Cette année, de même que les précédentes, on a dû apporter une extrême réserve à accorder des allocations pour entreprendre des fouilles. Ce n'est pas qu'avec des fonds suffisants il eût été difficile de désigner des localités ou des travaux de ce genre produiraient des résultats intéressants. Le sol de plusieurs grandes villes antiques reste encore à fouiller, et il est hors de doute que de vastes explorations n'offrissent un immense intérêt à la science; mais, avec les ressources limitées dont on peut disposer, il faut réserver ses secours pour des nécessités pressantes, et les fouilles ne présentent jamais un caractère d'urgence.
La commission n'en a donc admis qu'un petit nombre, et son but a été surtout d'encourager les recherches de cette nature que pourraient tenter des communes ou des particuliers.
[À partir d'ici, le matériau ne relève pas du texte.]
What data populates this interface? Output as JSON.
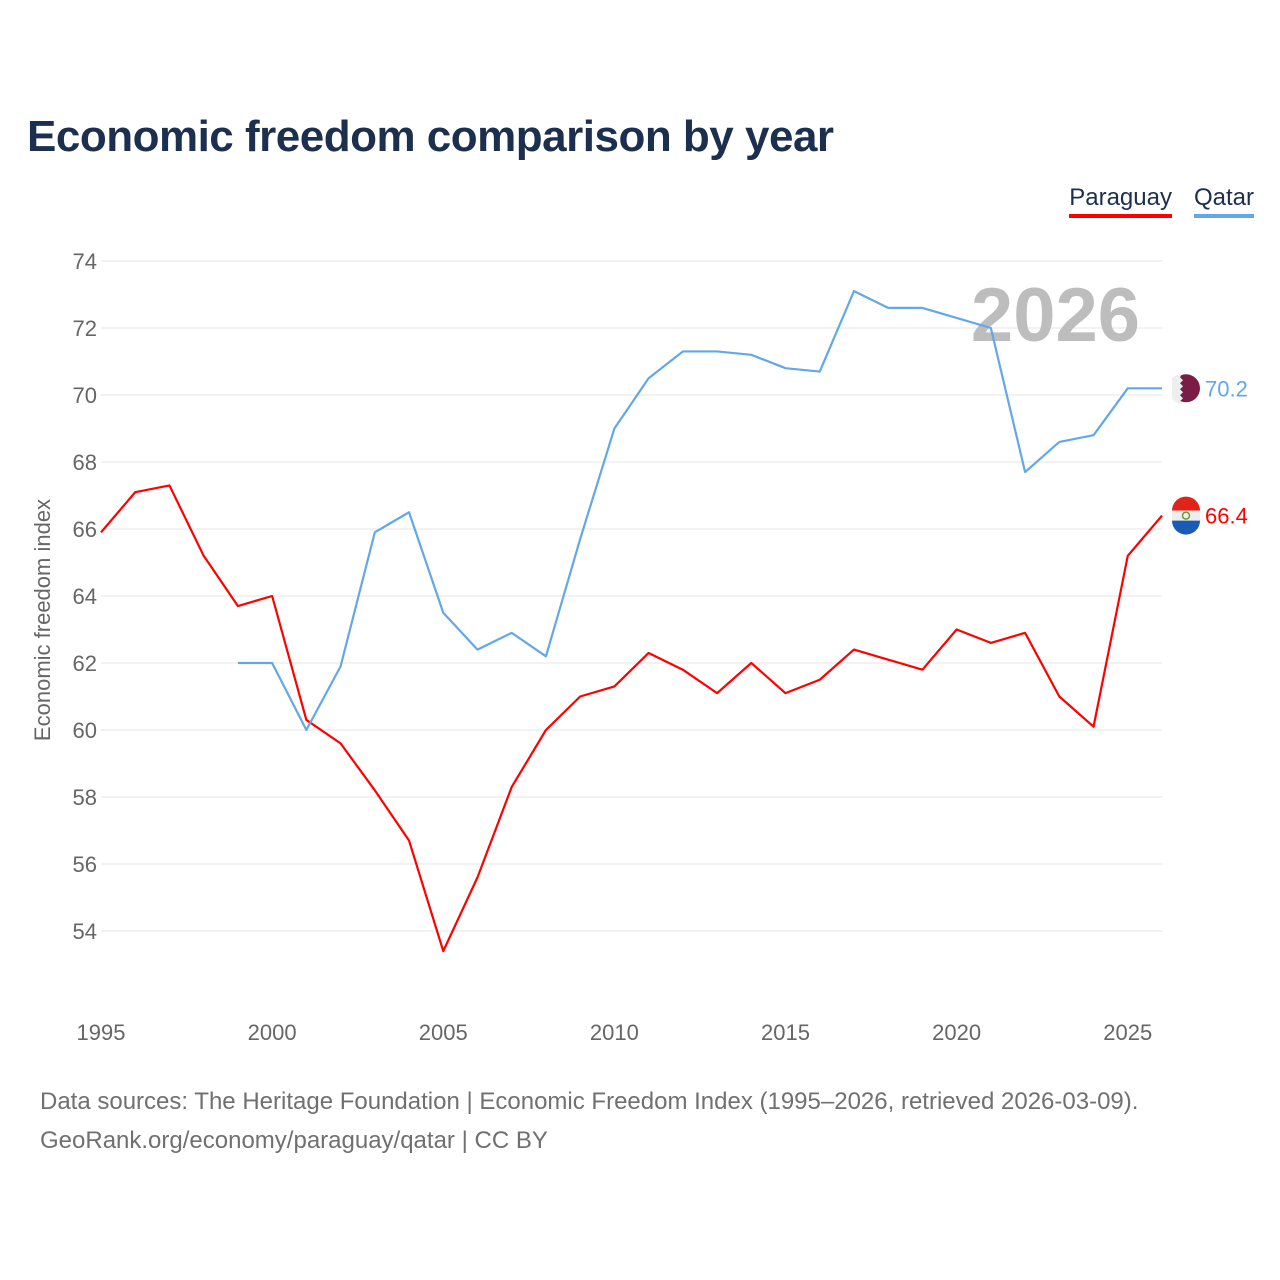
{
  "chart_data": {
    "type": "line",
    "title": "Economic freedom comparison by year",
    "xlabel": "",
    "ylabel": "Economic freedom index",
    "xlim": [
      1995,
      2026
    ],
    "ylim": [
      54,
      74
    ],
    "x_ticks": [
      1995,
      2000,
      2005,
      2010,
      2015,
      2020,
      2025
    ],
    "y_ticks": [
      54,
      56,
      58,
      60,
      62,
      64,
      66,
      68,
      70,
      72,
      74
    ],
    "grid": true,
    "legend_position": "top-right",
    "year_watermark": "2026",
    "series": [
      {
        "name": "Paraguay",
        "color": "#ff0000",
        "end_label": "66.4",
        "x": [
          1995,
          1996,
          1997,
          1998,
          1999,
          2000,
          2001,
          2002,
          2003,
          2004,
          2005,
          2006,
          2007,
          2008,
          2009,
          2010,
          2011,
          2012,
          2013,
          2014,
          2015,
          2016,
          2017,
          2018,
          2019,
          2020,
          2021,
          2022,
          2023,
          2024,
          2025,
          2026
        ],
        "values": [
          65.9,
          67.1,
          67.3,
          65.2,
          63.7,
          64.0,
          60.3,
          59.6,
          58.2,
          56.7,
          53.4,
          55.6,
          58.3,
          60.0,
          61.0,
          61.3,
          62.3,
          61.8,
          61.1,
          62.0,
          61.1,
          61.5,
          62.4,
          62.1,
          61.8,
          63.0,
          62.6,
          62.9,
          61.0,
          60.1,
          65.2,
          66.4
        ]
      },
      {
        "name": "Qatar",
        "color": "#62a8e8",
        "end_label": "70.2",
        "x": [
          1999,
          2000,
          2001,
          2002,
          2003,
          2004,
          2005,
          2006,
          2007,
          2008,
          2009,
          2010,
          2011,
          2012,
          2013,
          2014,
          2015,
          2016,
          2017,
          2018,
          2019,
          2020,
          2021,
          2022,
          2023,
          2024,
          2025,
          2026
        ],
        "values": [
          62.0,
          62.0,
          60.0,
          61.9,
          65.9,
          66.5,
          63.5,
          62.4,
          62.9,
          62.2,
          65.7,
          69.0,
          70.5,
          71.3,
          71.3,
          71.2,
          70.8,
          70.7,
          73.1,
          72.6,
          72.6,
          72.3,
          72.0,
          67.7,
          68.6,
          68.8,
          70.2,
          70.2
        ]
      }
    ]
  },
  "footer": {
    "line1": "Data sources: The Heritage Foundation | Economic Freedom Index (1995–2026, retrieved 2026-03-09).",
    "line2": "GeoRank.org/economy/paraguay/qatar | CC BY"
  }
}
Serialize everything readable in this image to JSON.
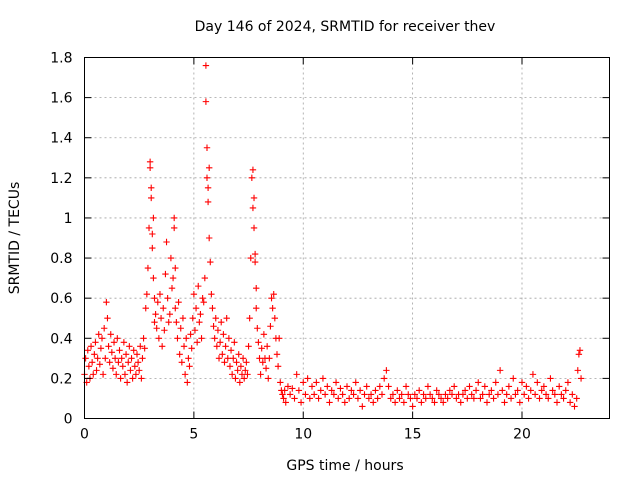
{
  "chart_data": {
    "type": "scatter",
    "title": "Day 146 of 2024, SRMTID for receiver thev",
    "xlabel": "GPS time / hours",
    "ylabel": "SRMTID / TECUs",
    "xlim": [
      0,
      24
    ],
    "ylim": [
      0,
      1.8
    ],
    "xticks": [
      0,
      5,
      10,
      15,
      20
    ],
    "yticks": [
      0,
      0.2,
      0.4,
      0.6,
      0.8,
      1,
      1.2,
      1.4,
      1.6,
      1.8
    ],
    "xtick_labels": [
      "0",
      "5",
      "10",
      "15",
      "20"
    ],
    "ytick_labels": [
      "0",
      "0.2",
      "0.4",
      "0.6",
      "0.8",
      "1",
      "1.2",
      "1.4",
      "1.6",
      "1.8"
    ],
    "grid": true,
    "marker": "plus",
    "color": "#ff0000",
    "series": [
      {
        "name": "SRMTID",
        "x": [
          0.0,
          0.05,
          0.1,
          0.15,
          0.2,
          0.25,
          0.3,
          0.35,
          0.4,
          0.45,
          0.5,
          0.55,
          0.6,
          0.65,
          0.7,
          0.75,
          0.8,
          0.85,
          0.9,
          0.95,
          1.0,
          1.05,
          1.1,
          1.15,
          1.2,
          1.25,
          1.3,
          1.35,
          1.4,
          1.45,
          1.5,
          1.55,
          1.6,
          1.65,
          1.7,
          1.75,
          1.8,
          1.85,
          1.9,
          1.95,
          2.0,
          2.05,
          2.1,
          2.15,
          2.2,
          2.25,
          2.3,
          2.35,
          2.4,
          2.45,
          2.5,
          2.55,
          2.6,
          2.65,
          2.7,
          2.75,
          2.8,
          2.85,
          2.9,
          2.95,
          3.0,
          3.0,
          3.05,
          3.05,
          3.1,
          3.1,
          3.15,
          3.15,
          3.2,
          3.2,
          3.25,
          3.3,
          3.35,
          3.4,
          3.45,
          3.5,
          3.55,
          3.6,
          3.65,
          3.7,
          3.75,
          3.8,
          3.85,
          3.9,
          3.95,
          4.0,
          4.05,
          4.1,
          4.1,
          4.15,
          4.15,
          4.2,
          4.25,
          4.3,
          4.35,
          4.4,
          4.45,
          4.5,
          4.55,
          4.6,
          4.65,
          4.7,
          4.75,
          4.8,
          4.85,
          4.9,
          4.95,
          5.0,
          5.05,
          5.1,
          5.15,
          5.2,
          5.25,
          5.3,
          5.35,
          5.4,
          5.45,
          5.5,
          5.55,
          5.55,
          5.6,
          5.6,
          5.65,
          5.65,
          5.7,
          5.7,
          5.75,
          5.8,
          5.85,
          5.9,
          5.95,
          6.0,
          6.05,
          6.1,
          6.15,
          6.2,
          6.25,
          6.3,
          6.35,
          6.4,
          6.45,
          6.5,
          6.55,
          6.6,
          6.65,
          6.7,
          6.75,
          6.8,
          6.85,
          6.9,
          6.95,
          7.0,
          7.05,
          7.1,
          7.15,
          7.2,
          7.25,
          7.3,
          7.35,
          7.4,
          7.45,
          7.5,
          7.55,
          7.6,
          7.65,
          7.7,
          7.7,
          7.75,
          7.75,
          7.8,
          7.8,
          7.85,
          7.85,
          7.9,
          7.95,
          8.0,
          8.05,
          8.1,
          8.15,
          8.2,
          8.25,
          8.3,
          8.35,
          8.4,
          8.45,
          8.5,
          8.55,
          8.6,
          8.65,
          8.7,
          8.75,
          8.8,
          8.85,
          8.9,
          8.95,
          9.0,
          9.05,
          9.1,
          9.15,
          9.2,
          9.3,
          9.4,
          9.5,
          9.6,
          9.7,
          9.8,
          9.9,
          10.0,
          10.1,
          10.2,
          10.3,
          10.4,
          10.5,
          10.6,
          10.7,
          10.8,
          10.9,
          11.0,
          11.1,
          11.2,
          11.3,
          11.4,
          11.5,
          11.6,
          11.7,
          11.8,
          11.9,
          12.0,
          12.1,
          12.2,
          12.3,
          12.4,
          12.5,
          12.6,
          12.7,
          12.8,
          12.9,
          13.0,
          13.1,
          13.2,
          13.3,
          13.4,
          13.5,
          13.6,
          13.7,
          13.8,
          13.9,
          14.0,
          14.1,
          14.2,
          14.3,
          14.4,
          14.5,
          14.6,
          14.7,
          14.8,
          14.9,
          15.0,
          15.1,
          15.2,
          15.3,
          15.4,
          15.5,
          15.6,
          15.7,
          15.8,
          15.9,
          16.0,
          16.1,
          16.2,
          16.3,
          16.4,
          16.5,
          16.6,
          16.7,
          16.8,
          16.9,
          17.0,
          17.1,
          17.2,
          17.3,
          17.4,
          17.5,
          17.6,
          17.7,
          17.8,
          17.9,
          18.0,
          18.1,
          18.2,
          18.3,
          18.4,
          18.5,
          18.6,
          18.7,
          18.8,
          18.9,
          19.0,
          19.1,
          19.2,
          19.3,
          19.4,
          19.5,
          19.6,
          19.7,
          19.8,
          19.9,
          20.0,
          20.1,
          20.2,
          20.3,
          20.4,
          20.5,
          20.6,
          20.7,
          20.8,
          20.9,
          21.0,
          21.1,
          21.2,
          21.3,
          21.4,
          21.5,
          21.6,
          21.7,
          21.8,
          21.9,
          22.0,
          22.1,
          22.2,
          22.3,
          22.4,
          22.5,
          22.55,
          22.6,
          22.65,
          22.7
        ],
        "y": [
          0.22,
          0.3,
          0.18,
          0.34,
          0.26,
          0.2,
          0.36,
          0.28,
          0.22,
          0.32,
          0.38,
          0.24,
          0.3,
          0.42,
          0.27,
          0.35,
          0.4,
          0.22,
          0.45,
          0.3,
          0.58,
          0.5,
          0.36,
          0.28,
          0.42,
          0.33,
          0.25,
          0.38,
          0.3,
          0.22,
          0.4,
          0.28,
          0.34,
          0.2,
          0.3,
          0.26,
          0.38,
          0.22,
          0.32,
          0.18,
          0.28,
          0.36,
          0.24,
          0.3,
          0.2,
          0.34,
          0.26,
          0.22,
          0.32,
          0.28,
          0.24,
          0.36,
          0.2,
          0.3,
          0.4,
          0.35,
          0.55,
          0.62,
          0.75,
          0.95,
          1.25,
          1.28,
          1.1,
          1.15,
          0.85,
          0.92,
          0.7,
          1.0,
          0.6,
          0.48,
          0.52,
          0.45,
          0.58,
          0.4,
          0.62,
          0.5,
          0.36,
          0.55,
          0.44,
          0.72,
          0.88,
          0.6,
          0.48,
          0.52,
          0.8,
          0.65,
          0.7,
          0.95,
          1.0,
          0.75,
          0.55,
          0.48,
          0.4,
          0.58,
          0.32,
          0.45,
          0.28,
          0.5,
          0.36,
          0.22,
          0.4,
          0.18,
          0.3,
          0.26,
          0.42,
          0.35,
          0.5,
          0.62,
          0.44,
          0.55,
          0.38,
          0.66,
          0.48,
          0.52,
          0.4,
          0.6,
          0.58,
          0.7,
          1.58,
          1.76,
          1.2,
          1.35,
          1.08,
          1.15,
          0.9,
          1.25,
          0.78,
          0.62,
          0.55,
          0.46,
          0.4,
          0.5,
          0.36,
          0.44,
          0.3,
          0.38,
          0.48,
          0.32,
          0.42,
          0.28,
          0.36,
          0.5,
          0.3,
          0.4,
          0.26,
          0.34,
          0.22,
          0.3,
          0.38,
          0.2,
          0.28,
          0.24,
          0.32,
          0.18,
          0.26,
          0.22,
          0.3,
          0.2,
          0.24,
          0.28,
          0.22,
          0.36,
          0.5,
          0.8,
          1.2,
          1.24,
          1.05,
          1.1,
          0.95,
          0.82,
          0.78,
          0.65,
          0.55,
          0.45,
          0.38,
          0.3,
          0.22,
          0.35,
          0.28,
          0.42,
          0.3,
          0.25,
          0.36,
          0.2,
          0.3,
          0.46,
          0.6,
          0.55,
          0.62,
          0.5,
          0.4,
          0.32,
          0.26,
          0.4,
          0.18,
          0.14,
          0.12,
          0.1,
          0.14,
          0.08,
          0.16,
          0.12,
          0.15,
          0.1,
          0.22,
          0.14,
          0.08,
          0.18,
          0.12,
          0.2,
          0.1,
          0.16,
          0.12,
          0.18,
          0.1,
          0.14,
          0.2,
          0.12,
          0.16,
          0.08,
          0.14,
          0.12,
          0.18,
          0.1,
          0.15,
          0.12,
          0.08,
          0.16,
          0.1,
          0.14,
          0.12,
          0.18,
          0.1,
          0.14,
          0.06,
          0.12,
          0.16,
          0.1,
          0.12,
          0.08,
          0.14,
          0.1,
          0.16,
          0.12,
          0.2,
          0.24,
          0.16,
          0.1,
          0.12,
          0.08,
          0.14,
          0.1,
          0.12,
          0.08,
          0.16,
          0.12,
          0.1,
          0.06,
          0.12,
          0.1,
          0.14,
          0.08,
          0.12,
          0.1,
          0.16,
          0.12,
          0.1,
          0.08,
          0.14,
          0.12,
          0.1,
          0.08,
          0.12,
          0.1,
          0.14,
          0.12,
          0.16,
          0.1,
          0.12,
          0.08,
          0.12,
          0.14,
          0.1,
          0.16,
          0.12,
          0.1,
          0.14,
          0.18,
          0.1,
          0.12,
          0.16,
          0.08,
          0.12,
          0.14,
          0.1,
          0.18,
          0.12,
          0.24,
          0.14,
          0.08,
          0.12,
          0.16,
          0.1,
          0.2,
          0.12,
          0.14,
          0.08,
          0.18,
          0.12,
          0.16,
          0.1,
          0.14,
          0.22,
          0.12,
          0.18,
          0.1,
          0.14,
          0.16,
          0.12,
          0.1,
          0.2,
          0.14,
          0.12,
          0.08,
          0.16,
          0.12,
          0.1,
          0.14,
          0.18,
          0.08,
          0.12,
          0.06,
          0.1,
          0.24,
          0.32,
          0.34,
          0.2
        ]
      }
    ]
  }
}
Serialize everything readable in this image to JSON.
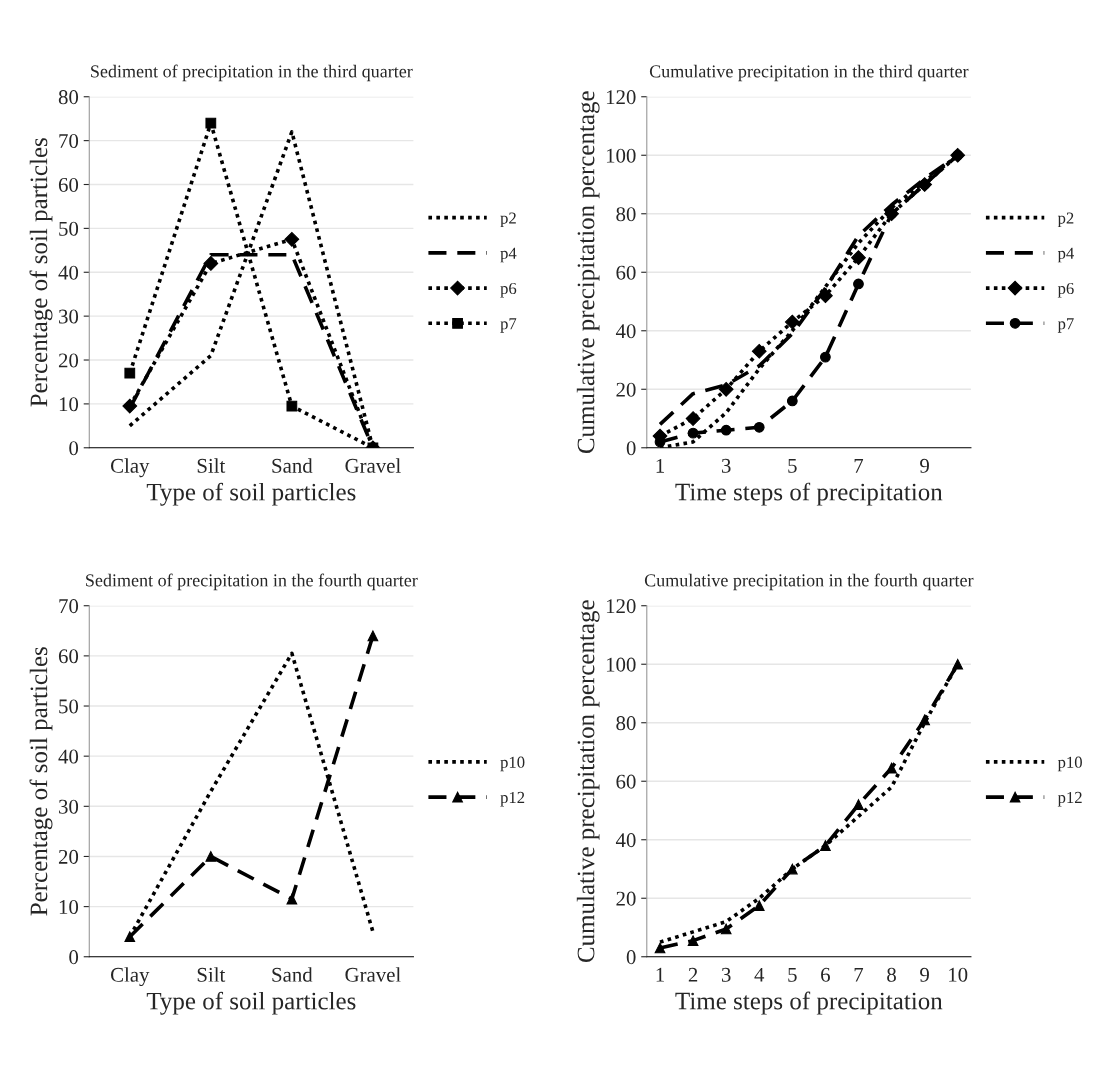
{
  "chart_data": [
    {
      "type": "line",
      "title": "Sediment of precipitation in the third quarter",
      "xlabel": "Type of soil particles",
      "ylabel": "Percentage of soil particles",
      "categories": [
        "Clay",
        "Silt",
        "Sand",
        "Gravel"
      ],
      "ylim": [
        0,
        80
      ],
      "yticks": [
        0,
        10,
        20,
        30,
        40,
        50,
        60,
        70,
        80
      ],
      "grid": "y",
      "legend": "right",
      "series": [
        {
          "name": "p2",
          "color": "#000000",
          "values": [
            5,
            21,
            72,
            0
          ],
          "marker": "none",
          "line_style": "dotted"
        },
        {
          "name": "p4",
          "color": "#000000",
          "values": [
            9,
            44,
            44,
            0
          ],
          "marker": "none",
          "line_style": "dashed"
        },
        {
          "name": "p6",
          "color": "#000000",
          "values": [
            9.5,
            42,
            47.5,
            0
          ],
          "marker": "diamond",
          "line_style": "dotted"
        },
        {
          "name": "p7",
          "color": "#000000",
          "values": [
            17,
            74,
            9.5,
            0
          ],
          "marker": "square",
          "line_style": "dotted"
        }
      ]
    },
    {
      "type": "line",
      "title": "Cumulative precipitation in the third quarter",
      "xlabel": "Time steps of precipitation",
      "ylabel": "Cumulative precipitation percentage",
      "x": [
        1,
        2,
        3,
        4,
        5,
        6,
        7,
        8,
        9,
        10
      ],
      "xlim": [
        0.6,
        10.4
      ],
      "xticks": [
        1,
        3,
        5,
        7,
        9
      ],
      "ylim": [
        0,
        120
      ],
      "yticks": [
        0,
        20,
        40,
        60,
        80,
        100,
        120
      ],
      "grid": "y",
      "legend": "right",
      "series": [
        {
          "name": "p2",
          "color": "#000000",
          "values": [
            0,
            2,
            12,
            27,
            40,
            55,
            70,
            82,
            91,
            100
          ],
          "marker": "none",
          "line_style": "dotted"
        },
        {
          "name": "p4",
          "color": "#000000",
          "values": [
            8,
            18.5,
            21.5,
            28,
            39,
            54.5,
            72.5,
            83,
            92,
            100
          ],
          "marker": "none",
          "line_style": "dashed"
        },
        {
          "name": "p6",
          "color": "#000000",
          "values": [
            4,
            10,
            20,
            33,
            43,
            52,
            65,
            80,
            90,
            100
          ],
          "marker": "diamond",
          "line_style": "dotted"
        },
        {
          "name": "p7",
          "color": "#000000",
          "values": [
            2,
            5,
            6,
            7,
            16,
            31,
            56,
            80,
            90,
            100
          ],
          "marker": "circle",
          "line_style": "dashed"
        }
      ]
    },
    {
      "type": "line",
      "title": "Sediment of precipitation in the fourth quarter",
      "xlabel": "Type of soil particles",
      "ylabel": "Percentage of soil particles",
      "categories": [
        "Clay",
        "Silt",
        "Sand",
        "Gravel"
      ],
      "ylim": [
        0,
        70
      ],
      "yticks": [
        0,
        10,
        20,
        30,
        40,
        50,
        60,
        70
      ],
      "grid": "y",
      "legend": "right",
      "series": [
        {
          "name": "p10",
          "color": "#000000",
          "values": [
            4,
            33,
            60.5,
            5
          ],
          "marker": "none",
          "line_style": "dotted"
        },
        {
          "name": "p12",
          "color": "#000000",
          "values": [
            4,
            20,
            11.5,
            64
          ],
          "marker": "triangle",
          "line_style": "dashed"
        }
      ]
    },
    {
      "type": "line",
      "title": "Cumulative precipitation in the fourth quarter",
      "xlabel": "Time steps of precipitation",
      "ylabel": "Cumulative precipitation percentage",
      "x": [
        1,
        2,
        3,
        4,
        5,
        6,
        7,
        8,
        9,
        10
      ],
      "xlim": [
        0.6,
        10.4
      ],
      "xticks": [
        1,
        2,
        3,
        4,
        5,
        6,
        7,
        8,
        9,
        10
      ],
      "ylim": [
        0,
        120
      ],
      "yticks": [
        0,
        20,
        40,
        60,
        80,
        100,
        120
      ],
      "grid": "y",
      "legend": "right",
      "series": [
        {
          "name": "p10",
          "color": "#000000",
          "values": [
            5,
            8.5,
            12,
            20,
            30,
            38,
            48,
            58,
            80,
            100
          ],
          "marker": "none",
          "line_style": "dotted"
        },
        {
          "name": "p12",
          "color": "#000000",
          "values": [
            3,
            5.5,
            9.5,
            17.5,
            30,
            38,
            52,
            64.5,
            81,
            100
          ],
          "marker": "triangle",
          "line_style": "dashed"
        }
      ]
    }
  ]
}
Elle n'a pas négligé toutefois de choisir les lieux où les explorations ont le plus de chances de succès, et peuvent conduire à des découvertes profitables pour les études archéologiques. Elle a désigné particulièrement quelques monuments dits celtiques, jusqu'alors trop négligés peut-être. On peut espérer que l'intérêt que l'administration montre à ces antiques débris d'une civilisation perdue engagera les autorités locales à veiller avec soin à leur conservation.
La commission des monuments historiques, Monsieur le Ministre, vient de vous adresser ses réclamations et ses vœux.
L'importance de nos monuments, leur situation, leurs besoins, vous sont connus. Vous n'ignorez pas combien sont insuffisantes les ressources qui doivent subvenir à leur conservation; combien il serait indispensable qu'elles fussent augmentées en ce moment. Une administration éclairée, une Chambre jalouse de toutes nos gloires nationales, ne pourraient voir avec indifférence la ruine de tant d'édifices que l'étranger nous envie, et c'est avec confiance, Monsieur le Ministre, que la commission s'en rapporte à votre amour des arts, pour provoquer des mesures qui mettent enfin en harmonie avec les besoins de nos monuments les secours qui leur seront destinés.
Je suis avec respect, Monsieur le Ministre, Votre très-humble et très-obéissant serviteur,
L'Inspecteur général des monuments historiques, P. MÉRIMÉE.
La commission des monuments historiques, dans sa séance du 20 mai 1840, a entendu la lecture du présent rapport, et a décidé qu'il serait présenté en son nom à M. le Ministre.
L. VITET, Vice-Président de la Commission ; GRILLE DE BEUZELIN, Secrétaire.
La commission des monuments historiques est présidée par le ministre de 1 intérieur; elle se compose de MM. VITET, vice-président; P. MÉRIMÉE , inspecteur général ; CARISTIE, CAVÉ, DENIS, DUBAN , DE GOLBÉRV, Cil. LENORMANT, A. LEPREVOST, Comte DE MONTESQUIOU, Comte DE SADE, Baron TAYLOR , GRILLE DE BEUZELIN , secrétaire.